Another element in the debate is the complementary role of regional organizations.Footnote 9 The Security Council has encouraged such organizations to take on their share of responsibilities under Chapter VIII of the Charter and such organizations have significantly stepped up their role. The European Union, for instance, has increasingly developed a cooperative relationship with the United Nations, and notably the Security Council.
At the same time, one should remain cautious about a substitute role for such organizations, in the sense that they could entirely replace action by the United Nations in their respective geographic spheres. The aggression against Ukraine is, again, a case in point.
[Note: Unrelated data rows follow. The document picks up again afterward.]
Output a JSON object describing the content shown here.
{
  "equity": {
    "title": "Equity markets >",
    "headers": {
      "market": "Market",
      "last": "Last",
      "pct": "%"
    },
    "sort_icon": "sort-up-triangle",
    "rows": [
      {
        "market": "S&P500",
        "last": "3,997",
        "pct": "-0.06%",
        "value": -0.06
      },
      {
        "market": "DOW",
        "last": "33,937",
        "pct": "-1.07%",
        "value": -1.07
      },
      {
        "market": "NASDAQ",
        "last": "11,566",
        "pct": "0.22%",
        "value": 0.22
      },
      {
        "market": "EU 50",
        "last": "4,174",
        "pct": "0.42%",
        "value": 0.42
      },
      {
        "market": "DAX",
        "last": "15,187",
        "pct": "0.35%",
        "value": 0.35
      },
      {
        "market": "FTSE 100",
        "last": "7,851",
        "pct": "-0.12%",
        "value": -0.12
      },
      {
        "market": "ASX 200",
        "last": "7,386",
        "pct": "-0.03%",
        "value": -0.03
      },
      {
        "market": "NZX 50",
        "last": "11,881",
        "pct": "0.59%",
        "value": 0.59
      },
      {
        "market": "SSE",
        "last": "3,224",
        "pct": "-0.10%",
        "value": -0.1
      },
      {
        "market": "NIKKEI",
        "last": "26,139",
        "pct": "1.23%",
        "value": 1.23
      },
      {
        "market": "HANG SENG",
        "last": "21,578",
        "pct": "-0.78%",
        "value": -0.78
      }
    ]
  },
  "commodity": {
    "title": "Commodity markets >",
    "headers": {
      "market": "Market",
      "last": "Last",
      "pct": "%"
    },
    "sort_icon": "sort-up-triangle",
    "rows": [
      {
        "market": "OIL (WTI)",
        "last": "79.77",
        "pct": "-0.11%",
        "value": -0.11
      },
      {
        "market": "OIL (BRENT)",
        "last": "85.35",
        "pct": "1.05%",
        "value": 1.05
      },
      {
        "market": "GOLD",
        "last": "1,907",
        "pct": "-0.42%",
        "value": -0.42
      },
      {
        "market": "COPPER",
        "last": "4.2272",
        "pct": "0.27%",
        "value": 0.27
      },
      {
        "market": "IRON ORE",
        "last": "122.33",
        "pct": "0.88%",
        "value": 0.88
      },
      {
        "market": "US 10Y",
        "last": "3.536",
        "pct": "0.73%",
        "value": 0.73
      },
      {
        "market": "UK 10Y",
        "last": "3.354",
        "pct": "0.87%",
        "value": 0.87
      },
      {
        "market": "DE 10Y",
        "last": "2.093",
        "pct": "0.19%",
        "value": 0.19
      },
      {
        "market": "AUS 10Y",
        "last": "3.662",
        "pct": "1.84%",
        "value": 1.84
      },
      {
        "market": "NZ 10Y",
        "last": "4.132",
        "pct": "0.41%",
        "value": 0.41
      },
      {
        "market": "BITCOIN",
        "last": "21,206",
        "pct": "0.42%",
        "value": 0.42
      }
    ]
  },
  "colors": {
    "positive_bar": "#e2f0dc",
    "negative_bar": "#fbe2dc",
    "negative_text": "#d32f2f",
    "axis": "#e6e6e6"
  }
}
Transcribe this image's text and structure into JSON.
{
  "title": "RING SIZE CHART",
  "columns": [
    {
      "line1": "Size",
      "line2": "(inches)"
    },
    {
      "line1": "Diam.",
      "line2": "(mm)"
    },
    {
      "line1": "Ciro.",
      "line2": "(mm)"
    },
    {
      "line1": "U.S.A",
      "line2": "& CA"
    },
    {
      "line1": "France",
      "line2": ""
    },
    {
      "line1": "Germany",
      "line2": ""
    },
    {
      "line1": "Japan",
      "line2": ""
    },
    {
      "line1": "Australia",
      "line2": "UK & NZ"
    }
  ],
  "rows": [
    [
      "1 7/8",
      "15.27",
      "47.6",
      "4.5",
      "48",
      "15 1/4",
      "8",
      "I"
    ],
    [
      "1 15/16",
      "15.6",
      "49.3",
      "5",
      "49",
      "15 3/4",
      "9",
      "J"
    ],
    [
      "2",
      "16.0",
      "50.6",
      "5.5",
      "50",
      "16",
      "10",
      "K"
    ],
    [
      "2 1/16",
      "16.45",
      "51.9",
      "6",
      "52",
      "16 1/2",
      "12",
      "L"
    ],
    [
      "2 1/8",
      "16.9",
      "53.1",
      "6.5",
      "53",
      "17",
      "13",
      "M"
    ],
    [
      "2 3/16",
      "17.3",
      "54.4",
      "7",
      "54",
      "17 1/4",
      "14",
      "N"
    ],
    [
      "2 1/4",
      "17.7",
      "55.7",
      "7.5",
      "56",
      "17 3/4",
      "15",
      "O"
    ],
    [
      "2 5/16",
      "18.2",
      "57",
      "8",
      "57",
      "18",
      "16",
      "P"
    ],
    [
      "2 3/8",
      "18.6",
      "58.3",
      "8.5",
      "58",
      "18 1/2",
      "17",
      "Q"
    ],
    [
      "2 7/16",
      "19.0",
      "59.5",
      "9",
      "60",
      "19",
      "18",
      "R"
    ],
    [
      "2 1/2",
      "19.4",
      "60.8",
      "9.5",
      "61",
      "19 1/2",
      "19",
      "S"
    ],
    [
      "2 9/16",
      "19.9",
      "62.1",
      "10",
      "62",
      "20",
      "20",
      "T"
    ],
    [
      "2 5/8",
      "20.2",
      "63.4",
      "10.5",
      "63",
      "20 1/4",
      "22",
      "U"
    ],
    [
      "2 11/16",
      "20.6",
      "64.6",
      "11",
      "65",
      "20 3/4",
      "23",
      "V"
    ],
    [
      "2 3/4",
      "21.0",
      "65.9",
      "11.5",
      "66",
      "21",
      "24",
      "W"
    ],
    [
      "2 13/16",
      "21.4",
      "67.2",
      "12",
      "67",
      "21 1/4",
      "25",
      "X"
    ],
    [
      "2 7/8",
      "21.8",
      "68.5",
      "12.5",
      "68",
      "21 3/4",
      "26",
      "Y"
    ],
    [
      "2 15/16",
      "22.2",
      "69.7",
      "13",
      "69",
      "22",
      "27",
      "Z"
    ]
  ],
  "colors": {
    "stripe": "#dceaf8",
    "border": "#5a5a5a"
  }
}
From the outset of Russia's invasion of Ukraine in 2022, the clear and constant message by the international community has consisted in highlighting that it is a grave violation of a peremptory norm of international law, namely the prohibition to use force contained in Article 2(4) of the Charter. This violation constitutes an erga omnes concern to the international community as a whole, not simply a regional problem that can be dealt with locally and in isolation. While it is important that other organizations play their part, the role of the United Nations remains crucial.